[geeks] Solaris 10 install size

Mike Meredith very at zonky.org
Sat Jul 8 14:12:41 CDT 2006


On Sat, 8 Jul 2006 12:27:02 -0400, Charles Shannon Hendrix wrote:
> I did it the other day, but I forgot to write down the final space
> usage for /usr and /opt in particular.

Well you've implied that you're splitting / and /usr, which is the
conventional method, but I think Sun recommends not splitting the two.
But it's your call. 

I've got two systems running S10U2, one with a 4.6Gb /&/usr and the
other with a 4.5Gb /&/usr. Neither have got the "Everything" install,
but one is somewhat full at 93%. In your case I guess I'd go for a
8Gb /&/usr (or possibly 512Mb / and 7.5Gbyte /usr ... perhaps somewhat
big but it beats getting through the install program to find out that
you haven't got enough space. It also allows for upgrades later without
going through the tedious process of removing unnecessary flab before
you can upgrade (which is frankly one *big* problem with Solaris ...
pkgrm and friends just don't deal well with the kind of dependencies
you get when you install GNOME).

I wouldn't worry about /opt during the initial install. Just avoid
selecting the 'bonus' software at the screen where it mentions SunVTS.
Install it later after you've made /opt a ZFS filesystem. For the
record :-

rasputin# du -sh /opt/SUNW*
  34K   /opt/SUNWconn
 2.0M   /opt/SUNWits
  15K   /opt/SUNWmlib
 652K   /opt/SUNWrtvc
  54M   /opt/SUNWvts

I don't have /opt/sfw installed ("Solaris Software Companion"), but the
rest of my /opt is occupied by lots of strange packages (Firefox,
Eclipse, Maple, etc). Plus the Blastwave stuff which is the main reason
it is a separate filesystem.

You haven't mentioned /var, but it is worth making that somewhat fatter
than you would normally do as Solaris keeps lots of patch data there. My
workstation is somewhat excessive though :-

rasputin# df -h /var
Filesystem             size   used  avail capacity  Mounted on
/dev/dsk/c3t1d0s7      5.3G   1.0G   4.2G    20%    /var

I keep coming up with recommendations for /var which end up being
somewhat tight by the end of a system's lifetime. Making /var ZFS would
seem to be ideal, but you can't do it at install time (?) and I'm not
sure if there aren't any problems with doing that ... it's on my list of
things to check out.

> Ah, and somewhat releated: any favorite books for Solaris 10?

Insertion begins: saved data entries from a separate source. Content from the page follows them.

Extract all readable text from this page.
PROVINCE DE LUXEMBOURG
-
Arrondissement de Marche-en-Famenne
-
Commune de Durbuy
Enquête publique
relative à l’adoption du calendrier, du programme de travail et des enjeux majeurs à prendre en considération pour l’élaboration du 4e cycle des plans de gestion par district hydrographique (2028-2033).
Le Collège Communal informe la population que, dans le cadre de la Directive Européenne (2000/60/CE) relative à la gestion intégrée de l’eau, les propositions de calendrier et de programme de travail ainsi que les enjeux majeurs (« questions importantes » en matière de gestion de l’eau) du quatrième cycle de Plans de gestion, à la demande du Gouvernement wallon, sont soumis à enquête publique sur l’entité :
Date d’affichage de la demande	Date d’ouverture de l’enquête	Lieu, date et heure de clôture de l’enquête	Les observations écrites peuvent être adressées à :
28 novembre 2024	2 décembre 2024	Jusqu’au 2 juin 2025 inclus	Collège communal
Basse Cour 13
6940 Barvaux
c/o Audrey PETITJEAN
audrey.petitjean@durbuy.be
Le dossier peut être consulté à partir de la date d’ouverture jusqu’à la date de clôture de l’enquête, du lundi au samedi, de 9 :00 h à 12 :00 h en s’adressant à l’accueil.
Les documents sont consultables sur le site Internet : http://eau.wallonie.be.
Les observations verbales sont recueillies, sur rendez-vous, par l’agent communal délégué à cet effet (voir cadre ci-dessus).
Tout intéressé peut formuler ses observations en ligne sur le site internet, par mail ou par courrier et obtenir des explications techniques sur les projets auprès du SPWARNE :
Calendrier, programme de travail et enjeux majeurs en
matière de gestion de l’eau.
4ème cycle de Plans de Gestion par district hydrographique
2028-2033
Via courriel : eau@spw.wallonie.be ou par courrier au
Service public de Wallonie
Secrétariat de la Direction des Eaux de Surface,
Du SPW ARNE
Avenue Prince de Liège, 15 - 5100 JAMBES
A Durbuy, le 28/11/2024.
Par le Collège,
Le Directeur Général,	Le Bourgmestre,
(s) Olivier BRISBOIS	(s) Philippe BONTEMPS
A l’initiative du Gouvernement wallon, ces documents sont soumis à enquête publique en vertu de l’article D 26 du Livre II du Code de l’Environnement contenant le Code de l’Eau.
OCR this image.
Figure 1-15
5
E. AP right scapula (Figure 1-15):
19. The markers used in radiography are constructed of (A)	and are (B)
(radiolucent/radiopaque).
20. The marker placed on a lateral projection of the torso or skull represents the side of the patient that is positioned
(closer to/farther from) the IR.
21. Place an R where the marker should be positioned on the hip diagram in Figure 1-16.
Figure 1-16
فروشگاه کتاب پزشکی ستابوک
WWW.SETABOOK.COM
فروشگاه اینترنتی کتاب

The updated Solaris Internals book which will be shipping on July 11th.
It's probably not what you want, but *I* will be curling up in a dark
corner and reading cover to cover when my copy arrives :)

I'm not aware of any introductions to Solaris 10 except for the
certification guides. I'm not sure you need bother ... as you're
familiar with Unix or older versions of Solaris it really isn't that
much different except the obvious ... SMF.